Once I was on line, I found and registered with the only two ex service sites that provided this search and find service. I had to give all my own details and have them put into the directory. This, in fact, did work out really well for me, as I managed to make contact with five of my old mates. This was just fantastic for me, especially when I found that one of my old shipmates from Hmy Britannia lived within an hours drive from me. After I had made contact with him by E-Mail then later by phone, we arranged a reunion on board our old ship which was moored in Edinburgh and open to the public.

In fact I wrote an article about our reunion which has already appeared in The Post. It was all a bit disappointing really for us both, not with our reunion as such, that was great really, to see just how much we had changed in the thirty two years since we last saw each other. It was to see the state of our old ship that really let the day down, we could not believe that they would allow the standard to fall so low.

We were given free passage to board as we were both old crew members, but the fact that we never had to pay the eight pounds fee did not make our day any better. Everything appeared smaller to us than it was all those years ago as we made our below decks; we were, in fact, allowed to visit other parts that were not open to the public as were both members of the Hmy Association. Even those never made us feel any different about our disappointment. At least I had made contact with an old shipmate, and have been in touch with others who live too far away to visit.

It was when I was opening my E-Mails one day I saw my mates name as the title of one of them. I was shocked at first. My first thought was that it was someone playing a sick joke on me and then I thought it might be someone telling me about him. So I clicked on it and could not believe what I saw even as I was reading it. As soon as I read a couple of lines, I just knew it was, in fact, him writing it, as he mentioned events that only the two of us knew. I just could not believe it! I was speechless, and I even had to fetch my wife through to confirm what I was reading.
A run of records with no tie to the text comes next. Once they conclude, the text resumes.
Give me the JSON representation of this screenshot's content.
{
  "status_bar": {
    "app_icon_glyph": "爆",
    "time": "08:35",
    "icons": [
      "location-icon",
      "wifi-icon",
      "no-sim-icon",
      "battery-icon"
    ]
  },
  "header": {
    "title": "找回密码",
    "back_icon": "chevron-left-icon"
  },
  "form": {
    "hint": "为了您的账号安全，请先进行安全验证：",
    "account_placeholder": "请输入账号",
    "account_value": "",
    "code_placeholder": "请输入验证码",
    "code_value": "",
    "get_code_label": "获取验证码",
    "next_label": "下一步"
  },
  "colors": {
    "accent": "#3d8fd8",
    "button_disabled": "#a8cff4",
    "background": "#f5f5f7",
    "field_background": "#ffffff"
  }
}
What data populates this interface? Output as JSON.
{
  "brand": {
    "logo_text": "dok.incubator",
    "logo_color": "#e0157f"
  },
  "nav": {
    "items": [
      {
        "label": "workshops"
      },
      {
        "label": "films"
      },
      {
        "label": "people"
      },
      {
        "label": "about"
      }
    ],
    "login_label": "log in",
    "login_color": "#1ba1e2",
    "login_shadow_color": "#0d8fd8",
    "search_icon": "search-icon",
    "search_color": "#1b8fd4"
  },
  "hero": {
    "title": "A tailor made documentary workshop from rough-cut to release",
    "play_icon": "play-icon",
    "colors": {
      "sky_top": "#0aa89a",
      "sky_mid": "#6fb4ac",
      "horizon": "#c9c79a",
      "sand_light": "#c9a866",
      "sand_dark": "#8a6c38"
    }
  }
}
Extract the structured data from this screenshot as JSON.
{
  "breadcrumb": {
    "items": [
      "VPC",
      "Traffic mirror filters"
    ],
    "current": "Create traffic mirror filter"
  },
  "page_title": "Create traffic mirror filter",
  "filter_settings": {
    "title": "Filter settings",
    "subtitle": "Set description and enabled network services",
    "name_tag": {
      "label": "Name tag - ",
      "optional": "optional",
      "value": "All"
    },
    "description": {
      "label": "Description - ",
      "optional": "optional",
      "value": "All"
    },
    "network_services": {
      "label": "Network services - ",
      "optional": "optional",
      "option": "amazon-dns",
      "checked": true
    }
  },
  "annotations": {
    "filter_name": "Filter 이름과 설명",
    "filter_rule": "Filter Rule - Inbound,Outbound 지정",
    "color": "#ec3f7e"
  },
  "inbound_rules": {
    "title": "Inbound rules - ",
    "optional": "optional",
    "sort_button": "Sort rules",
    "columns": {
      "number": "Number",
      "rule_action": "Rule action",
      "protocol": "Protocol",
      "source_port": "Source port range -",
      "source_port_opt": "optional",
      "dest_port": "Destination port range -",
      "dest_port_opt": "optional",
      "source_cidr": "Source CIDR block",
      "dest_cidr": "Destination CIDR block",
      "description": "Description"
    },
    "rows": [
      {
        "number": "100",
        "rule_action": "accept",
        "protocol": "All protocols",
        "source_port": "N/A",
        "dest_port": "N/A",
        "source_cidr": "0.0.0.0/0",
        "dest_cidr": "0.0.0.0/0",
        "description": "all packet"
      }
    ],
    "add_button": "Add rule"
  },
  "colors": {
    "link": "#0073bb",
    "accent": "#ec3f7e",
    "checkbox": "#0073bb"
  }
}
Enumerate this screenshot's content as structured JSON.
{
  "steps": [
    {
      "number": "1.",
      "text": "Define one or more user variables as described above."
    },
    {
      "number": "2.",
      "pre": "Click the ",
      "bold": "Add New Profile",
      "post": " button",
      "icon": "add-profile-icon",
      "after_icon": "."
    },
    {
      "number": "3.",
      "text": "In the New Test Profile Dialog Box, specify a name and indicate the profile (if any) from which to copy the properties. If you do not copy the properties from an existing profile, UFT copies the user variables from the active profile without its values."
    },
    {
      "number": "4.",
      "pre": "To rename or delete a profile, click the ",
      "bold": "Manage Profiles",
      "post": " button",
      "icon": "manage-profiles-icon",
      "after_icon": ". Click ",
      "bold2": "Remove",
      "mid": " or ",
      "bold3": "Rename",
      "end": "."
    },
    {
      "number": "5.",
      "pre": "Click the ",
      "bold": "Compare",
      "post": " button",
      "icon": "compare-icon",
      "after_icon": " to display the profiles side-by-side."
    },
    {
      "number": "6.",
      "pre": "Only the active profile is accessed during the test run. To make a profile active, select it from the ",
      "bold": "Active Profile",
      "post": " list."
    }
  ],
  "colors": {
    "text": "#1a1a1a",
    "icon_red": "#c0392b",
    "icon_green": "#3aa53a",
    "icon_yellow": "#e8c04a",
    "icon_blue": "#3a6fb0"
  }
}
As soon as I had read it I sent a reply, my hands still shaking with the shock of it all - after all I had spent the last twenty years believing that he was dead, and here I was sending him an E-Mail. It was not long before I received a phone call from him and we were both trying to squeeze in as much information as we could between breaths. The call must have lasted about half an hour before he had to return back to his work as he was still the Royal Navy after all those years. We could not make definite plans to meet up until he could sort out his leave arrangements but, rest assured, we will as soon as it is possible. After all it's not every day that you meet up with some one who has been dead for the past twenty years. I now believe that this computer and my subscription to the internet have been the best two investments I have ever made - and to think that I never bothered about being on the internet all those years. I had always thought that I was too old to learn and that it would too difficult!